In this hypothesis we are not concerned with comparing the detailed mechanism of specific ROS with EM and PM [18] nor with mechanisms which may lead to the destruction of the COVID-19 virus. Rather, we have suggested virus-damaging ROS can arise from skin melanins via several distinct routes. Furthermore, it may be noted (i) there are claims that smoking, which leads to the production of free radicals, may reduce COVID-19 infection risk [38] and (ii) the COVID-19 spikes are rich in cysteine [39,40,41] and this amino acid is readily destroyed by ROS, such as singlet oxygen and O2•−.

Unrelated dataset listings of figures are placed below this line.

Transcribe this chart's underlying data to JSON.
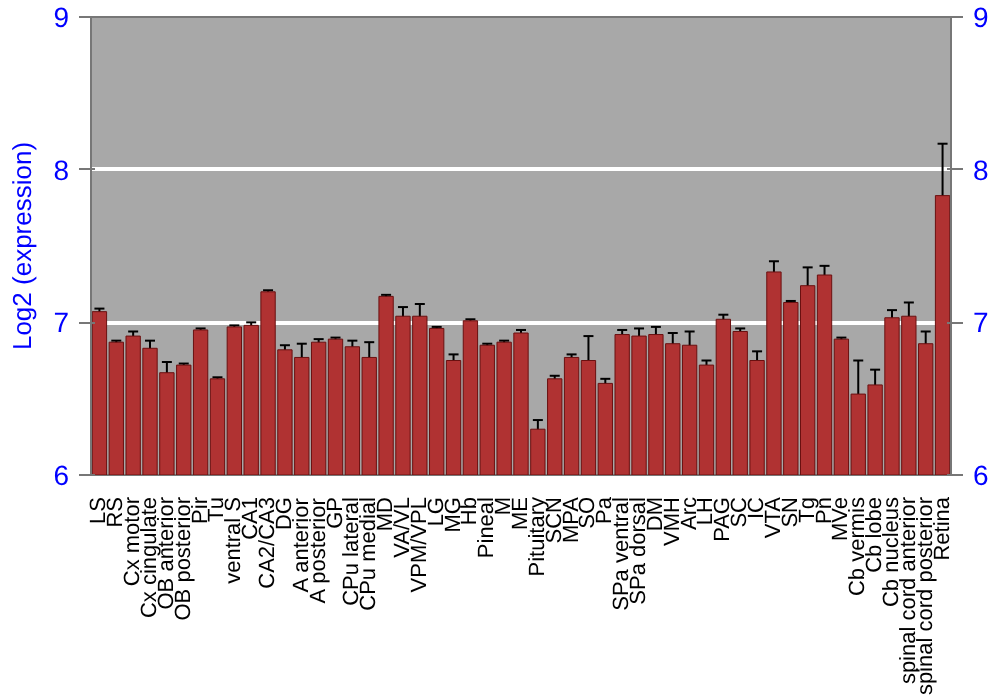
{
  "chart_data": {
    "type": "bar",
    "ylabel": "Log2 (expression)",
    "categories": [
      "LS",
      "RS",
      "Cx motor",
      "Cx cingulate",
      "OB anterior",
      "OB posterior",
      "Pir",
      "Tu",
      "ventral S",
      "CA1",
      "CA2/CA3",
      "DG",
      "A anterior",
      "A posterior",
      "GP",
      "CPu lateral",
      "CPu medial",
      "MD",
      "VA/VL",
      "VPM/VPL",
      "LG",
      "MG",
      "Hb",
      "Pineal",
      "M",
      "ME",
      "Pituitary",
      "SCN",
      "MPA",
      "SO",
      "Pa",
      "SPa ventral",
      "SPa dorsal",
      "DM",
      "VMH",
      "Arc",
      "LH",
      "PAG",
      "SC",
      "IC",
      "VTA",
      "SN",
      "Tg",
      "Pn",
      "MVe",
      "Cb vermis",
      "Cb lobe",
      "Cb nucleus",
      "spinal cord anterior",
      "spinal cord posterior",
      "Retina"
    ],
    "values": [
      7.07,
      6.87,
      6.91,
      6.83,
      6.67,
      6.72,
      6.95,
      6.63,
      6.97,
      6.98,
      7.2,
      6.82,
      6.77,
      6.87,
      6.89,
      6.84,
      6.77,
      7.17,
      7.04,
      7.04,
      6.96,
      6.75,
      7.01,
      6.85,
      6.87,
      6.93,
      6.3,
      6.63,
      6.77,
      6.75,
      6.6,
      6.92,
      6.91,
      6.92,
      6.86,
      6.85,
      6.72,
      7.02,
      6.94,
      6.75,
      7.33,
      7.13,
      7.24,
      7.31,
      6.89,
      6.53,
      6.59,
      7.03,
      7.04,
      6.86,
      7.83
    ],
    "errors": [
      0.02,
      0.01,
      0.03,
      0.05,
      0.07,
      0.01,
      0.01,
      0.01,
      0.01,
      0.02,
      0.01,
      0.03,
      0.09,
      0.02,
      0.01,
      0.04,
      0.1,
      0.01,
      0.06,
      0.08,
      0.01,
      0.04,
      0.01,
      0.01,
      0.01,
      0.02,
      0.06,
      0.02,
      0.02,
      0.16,
      0.03,
      0.03,
      0.05,
      0.05,
      0.07,
      0.09,
      0.03,
      0.03,
      0.02,
      0.06,
      0.07,
      0.01,
      0.12,
      0.06,
      0.01,
      0.22,
      0.1,
      0.05,
      0.09,
      0.08,
      0.34
    ],
    "color": "#b03232",
    "ylim": [
      6,
      9
    ],
    "yticks": [
      6,
      7,
      8,
      9
    ],
    "y2lim": [
      6,
      9
    ],
    "y2ticks": [
      6,
      7,
      8,
      9
    ],
    "grid": "y"
  }
}
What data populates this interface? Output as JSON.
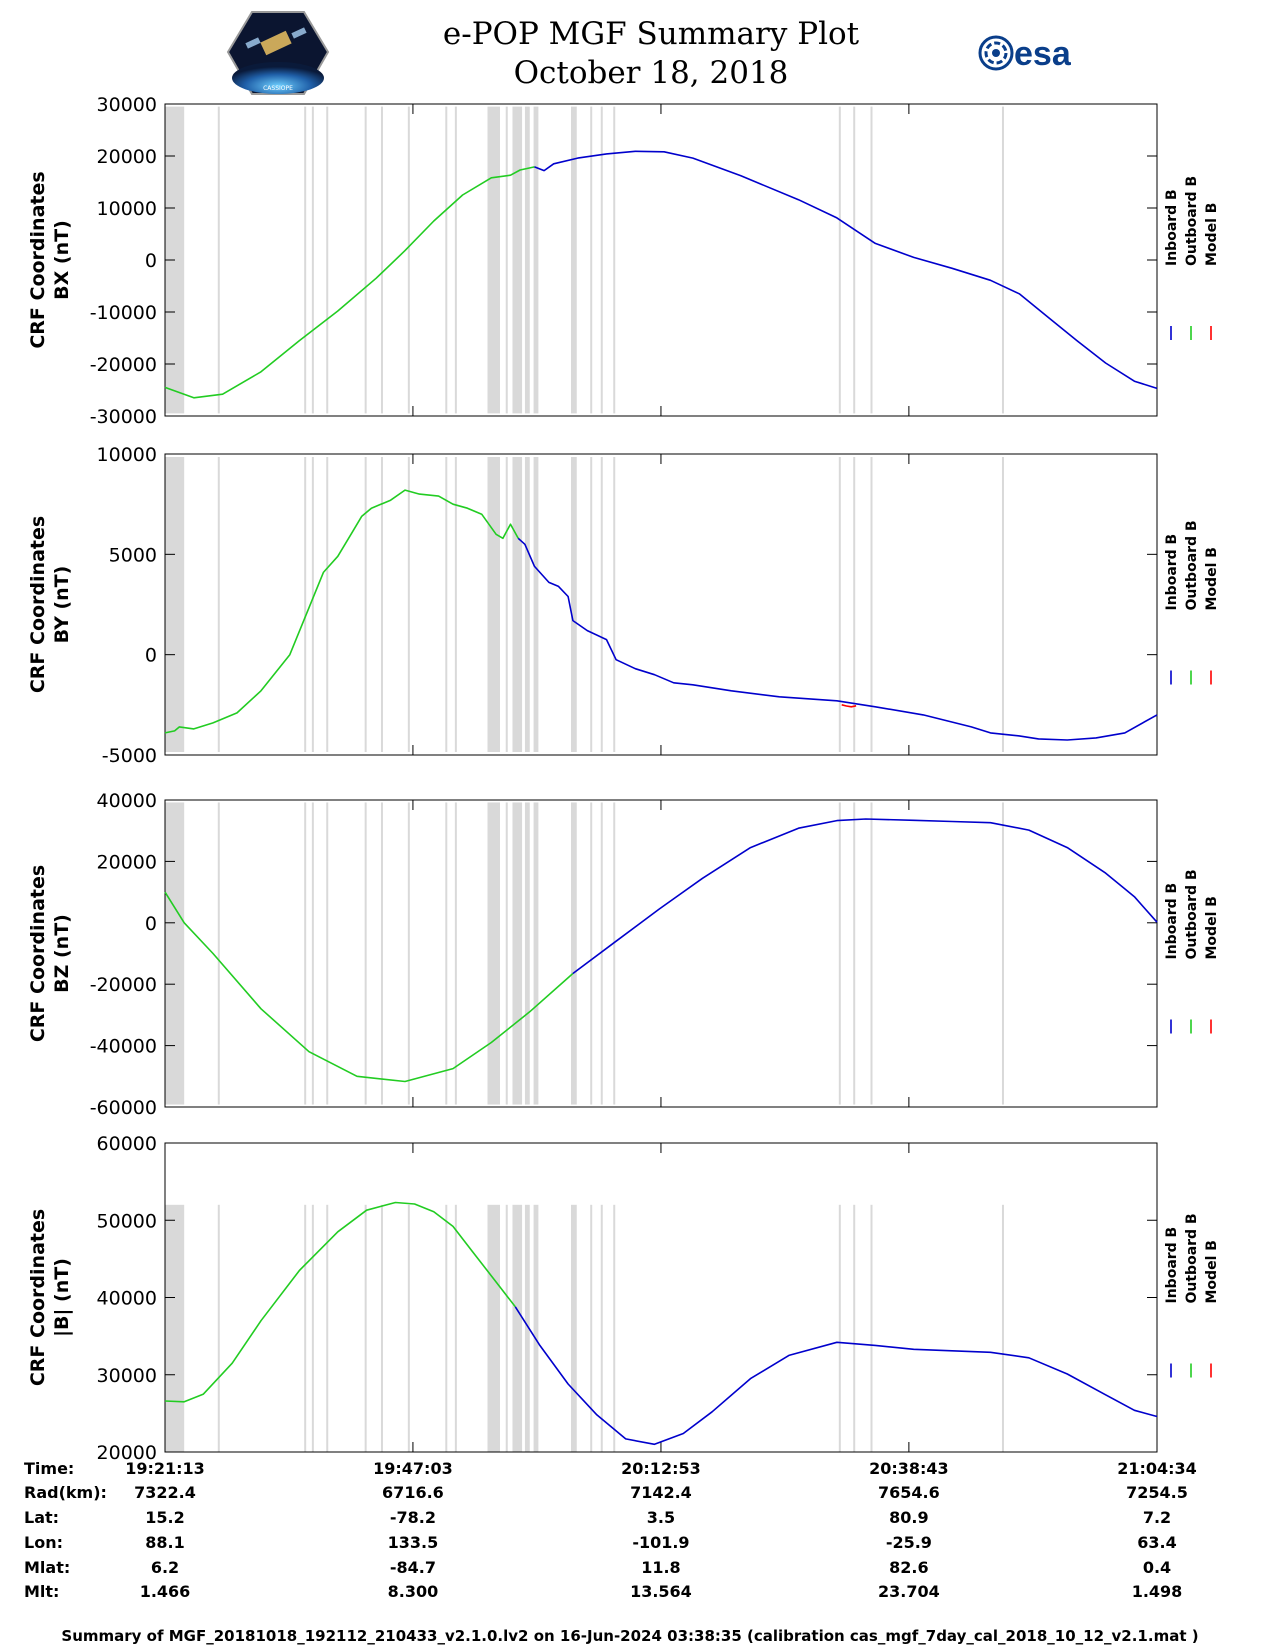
{
  "title": "e-POP MGF Summary Plot",
  "date": "October 18, 2018",
  "esa_logo_text": "esa",
  "mission_logo_text": "CASSIOPE",
  "footer": "Summary of MGF_20181018_192112_210433_v2.1.0.lv2 on 16-Jun-2024 03:38:35 (calibration cas_mgf_7day_cal_2018_10_12_v2.1.mat )",
  "legend": [
    {
      "label": "Inboard B",
      "color": "#0000cc"
    },
    {
      "label": "Outboard B",
      "color": "#22cc22"
    },
    {
      "label": "Model B",
      "color": "#ff0000"
    }
  ],
  "colors": {
    "inboard": "#0000cc",
    "outboard": "#22cc22",
    "model": "#ff0000",
    "gap": "#d9d9d9"
  },
  "info_table": {
    "row_labels": [
      "Time:",
      "Rad(km):",
      "Lat:",
      "Lon:",
      "Mlat:",
      "Mlt:"
    ],
    "columns": [
      [
        "19:21:13",
        "7322.4",
        "15.2",
        "88.1",
        "6.2",
        "1.466"
      ],
      [
        "19:47:03",
        "6716.6",
        "-78.2",
        "133.5",
        "-84.7",
        "8.300"
      ],
      [
        "20:12:53",
        "7142.4",
        "3.5",
        "-101.9",
        "11.8",
        "13.564"
      ],
      [
        "20:38:43",
        "7654.6",
        "80.9",
        "-25.9",
        "82.6",
        "23.704"
      ],
      [
        "21:04:34",
        "7254.5",
        "7.2",
        "63.4",
        "0.4",
        "1.498"
      ]
    ]
  },
  "chart_data": {
    "x_unit": "minutes since 19:21:13",
    "xlim": [
      0,
      103.35
    ],
    "xticks": [
      0,
      25.83,
      51.67,
      77.5,
      103.35
    ],
    "gaps": [
      [
        0,
        2.0
      ],
      [
        5.5,
        5.55
      ],
      [
        14.5,
        14.55
      ],
      [
        15.3,
        15.35
      ],
      [
        16.8,
        16.85
      ],
      [
        20.8,
        20.85
      ],
      [
        22.5,
        22.55
      ],
      [
        25.3,
        25.35
      ],
      [
        29.2,
        29.25
      ],
      [
        30.2,
        30.25
      ],
      [
        33.6,
        34.9
      ],
      [
        35.5,
        35.6
      ],
      [
        36.2,
        37.2
      ],
      [
        37.5,
        38.0
      ],
      [
        38.4,
        38.9
      ],
      [
        42.3,
        42.9
      ],
      [
        44.3,
        44.35
      ],
      [
        45.4,
        45.45
      ],
      [
        46.7,
        46.75
      ],
      [
        70.2,
        70.25
      ],
      [
        71.7,
        71.75
      ],
      [
        73.5,
        73.55
      ],
      [
        87.2,
        87.25
      ]
    ],
    "panels": [
      {
        "name": "BX",
        "ylabel": "CRF Coordinates",
        "ysub": "BX (nT)",
        "ylim": [
          -30000,
          30000
        ],
        "yticks": [
          -30000,
          -20000,
          -10000,
          0,
          10000,
          20000,
          30000
        ],
        "gap_ylim": [
          -29500,
          29500
        ],
        "outboard": {
          "x": [
            0,
            3,
            6,
            10,
            14,
            18,
            22,
            25,
            28,
            31,
            34,
            36,
            37,
            38.5
          ],
          "y": [
            -24500,
            -26500,
            -25800,
            -21500,
            -15500,
            -9800,
            -3500,
            1800,
            7500,
            12500,
            15800,
            16300,
            17300,
            17900
          ]
        },
        "inboard": {
          "x": [
            38.5,
            39.5,
            40.5,
            43,
            46,
            49,
            52,
            55,
            60,
            66,
            70,
            74,
            78,
            82,
            86,
            89,
            92,
            95,
            98,
            101,
            103.35
          ],
          "y": [
            17900,
            17200,
            18500,
            19600,
            20400,
            20900,
            20800,
            19600,
            16200,
            11600,
            8100,
            3200,
            500,
            -1600,
            -3900,
            -6500,
            -11000,
            -15500,
            -19800,
            -23300,
            -24700
          ]
        }
      },
      {
        "name": "BY",
        "ylabel": "CRF Coordinates",
        "ysub": "BY (nT)",
        "ylim": [
          -5000,
          10000
        ],
        "yticks": [
          -5000,
          0,
          5000,
          10000
        ],
        "gap_ylim": [
          -4850,
          9850
        ],
        "outboard": {
          "x": [
            0,
            1,
            1.5,
            3,
            5,
            7.5,
            10,
            13,
            16.5,
            18,
            19.5,
            20.5,
            21.5,
            23.5,
            25,
            26.5,
            28.5,
            30,
            31.5,
            33,
            34.5,
            35.2,
            36,
            36.8
          ],
          "y": [
            -3900,
            -3800,
            -3600,
            -3700,
            -3400,
            -2900,
            -1800,
            0,
            4100,
            4900,
            6100,
            6900,
            7300,
            7700,
            8200,
            8000,
            7900,
            7500,
            7300,
            7000,
            6000,
            5800,
            6500,
            5800
          ]
        },
        "inboard": {
          "x": [
            36.8,
            37.5,
            38.5,
            40,
            41,
            42,
            42.5,
            44,
            46,
            47,
            49,
            51,
            53,
            55,
            59,
            64,
            70,
            74,
            79,
            84,
            86,
            88,
            89,
            91,
            94,
            97,
            100,
            103.35
          ],
          "y": [
            5800,
            5500,
            4400,
            3600,
            3400,
            2900,
            1700,
            1200,
            750,
            -250,
            -700,
            -1000,
            -1400,
            -1500,
            -1800,
            -2100,
            -2300,
            -2600,
            -3000,
            -3600,
            -3900,
            -4000,
            -4050,
            -4200,
            -4250,
            -4150,
            -3900,
            -3000
          ]
        },
        "model": {
          "x": [
            70.5,
            71,
            71.5,
            72
          ],
          "y": [
            -2500,
            -2560,
            -2600,
            -2550
          ]
        }
      },
      {
        "name": "BZ",
        "ylabel": "CRF Coordinates",
        "ysub": "BZ (nT)",
        "ylim": [
          -60000,
          40000
        ],
        "yticks": [
          -60000,
          -40000,
          -20000,
          0,
          20000,
          40000
        ],
        "gap_ylim": [
          -59200,
          39200
        ],
        "outboard": {
          "x": [
            0,
            2,
            5,
            10,
            15,
            20,
            25,
            30,
            34,
            38,
            42.5
          ],
          "y": [
            10000,
            0,
            -10000,
            -28000,
            -42000,
            -50000,
            -51700,
            -47500,
            -39000,
            -29000,
            -16500
          ]
        },
        "inboard": {
          "x": [
            42.5,
            47,
            51.5,
            56,
            61,
            66,
            70,
            73,
            78,
            82,
            86,
            90,
            94,
            98,
            101,
            103.35
          ],
          "y": [
            -16500,
            -6000,
            4500,
            14500,
            24500,
            30800,
            33300,
            33800,
            33400,
            33000,
            32600,
            30200,
            24500,
            16200,
            8500,
            200
          ]
        }
      },
      {
        "name": "|B|",
        "ylabel": "CRF Coordinates",
        "ysub": "|B| (nT)",
        "ylim": [
          20000,
          60000
        ],
        "yticks": [
          20000,
          30000,
          40000,
          50000,
          60000
        ],
        "gap_ylim": [
          20000,
          52000
        ],
        "outboard": {
          "x": [
            0,
            2,
            4,
            7,
            10,
            14,
            18,
            21,
            24,
            26,
            28,
            30,
            32,
            34.5,
            36.5
          ],
          "y": [
            26600,
            26500,
            27500,
            31500,
            37000,
            43500,
            48500,
            51300,
            52300,
            52100,
            51100,
            49200,
            46000,
            42000,
            38800
          ]
        },
        "inboard": {
          "x": [
            36.5,
            39,
            42,
            45,
            48,
            51,
            54,
            57,
            61,
            65,
            70,
            74,
            78,
            82,
            86,
            90,
            94,
            98,
            101,
            103.35
          ],
          "y": [
            38800,
            33900,
            28800,
            24800,
            21700,
            21000,
            22400,
            25200,
            29500,
            32500,
            34200,
            33800,
            33300,
            33100,
            32900,
            32200,
            30100,
            27400,
            25400,
            24600
          ]
        }
      }
    ]
  }
}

Overall, taking a simplistic view, it may appear counter-intuitive that skin photo-protection and reduced damaging pro-oxidative species from eumelanin photochemistry may be linked to the increased severity of COVID-19 in dark skinned BAME. However, whatever the precise molecular mechanism leading to partial protection from the COVID-19 virus for fair-skinned individuals, we propose this may arise from the reactive species generated from PM photolysis and rearrangement, with deeper light penetration for people with skin types I-III (fair-skinned), in contrast to low light penetration in people with skin types IV–V (dark-skinned) and virtually none at all in those with Type VI black skin. We noteFootnote 1 that native Americans have high PM content in their skin and from CDC data (Centers for Disease Control and Prevention), although the number of coronavirus cases per 100,000 in American Indian or Alaskan natives is 2.8 times higher than for the US white population, the death rate per 100,000 is only 1.4 × higher. This is compared to a 2.6 times higher case rate for Black and African Americans with a 2.1 times higher death rate [42].

In conclusion, we suggest that photochemistry should be considered as a mechanism for the ethnicity links to COVID-19.